5 Ekim 2012 Cuma

ŞEMSİ TEBRİZİ VE HER ŞEY GÖRÜNDÜĞÜ GİBİ DEĞİLDİR

Şems Hazretlerinin bir sohbette söyledikleri:

Ey efendi!
Ey efendi!
Hayır!
Hayır!
Sana hoş ve hararetli görünen her inancı korumaya bak!
Sana soğukluk veren inançtan da uzak ol!

Adam odur ki, sıkıntılı zamanında da hoş olur.
Gam içinde sevinç duyar.

Çünkü kim bilir ki, senin muradın o muratsızlık içinde birbiri ile sarmaş dolaştır.
O muratsızlıkta murat umudu vardır.

Belki o murat içinde de muratsızlık kaygısı gizlenmiştir.
O gün benim sıtma nöbetimin günüydü.
Ertesi günü sağlığıma kavuşacağım diye seviniyordum.

Sağlam ve sıhhatte olduğum gün de yarın yine sıtma tutacak diye üzülüyordum.
Söylediğin (M. 208) şeyi eğer dün yememiş olsaydım, bugün böyle ağrı çekmezdim.

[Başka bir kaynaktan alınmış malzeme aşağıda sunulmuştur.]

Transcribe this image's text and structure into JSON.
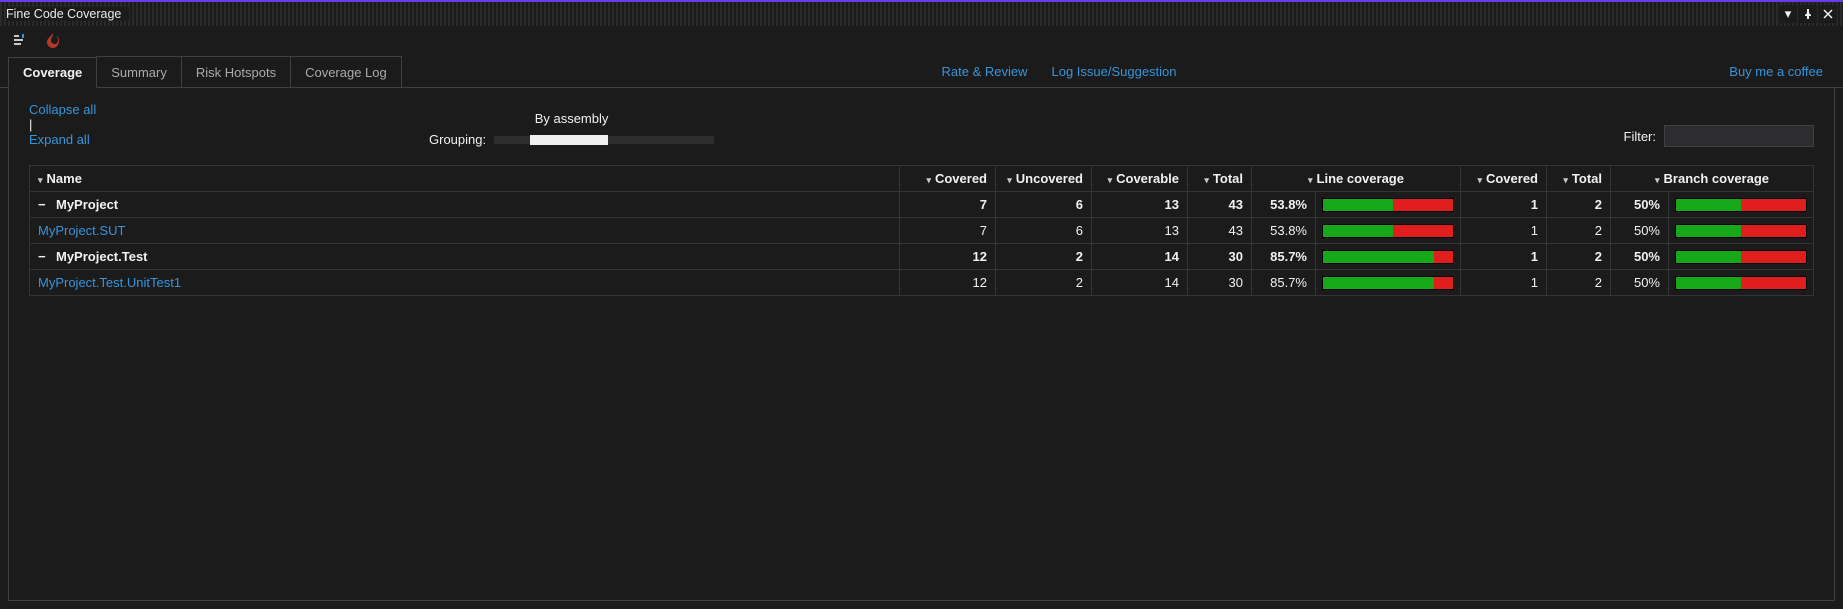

Kendine bu hususta dikkat etmek gerek.
Mert odur ki, herkesi kendi başına yeterli bir hale getirir.
Onun olgunluğu bundan anlaşılır.
O zaman büyük adam olur.

O uygunsuz adam, eşekliği yönünden, Tebrizlilere eşek demiş.
O ne görmüştür ki?

Mademki bir şey görmemiştir, haberi de yoktur, bu sözü niçin söyler? Orada, Tebriz’de öyle insanlar var ki, ben onların en zavallısı kalırım.

Onlar benim gibilerini dışarı atmışlardır.
Sanki deniz toprağından bir köşeye atılmış gibiyim.
Ben öyleyim ya, onlar ne olmuşlardır?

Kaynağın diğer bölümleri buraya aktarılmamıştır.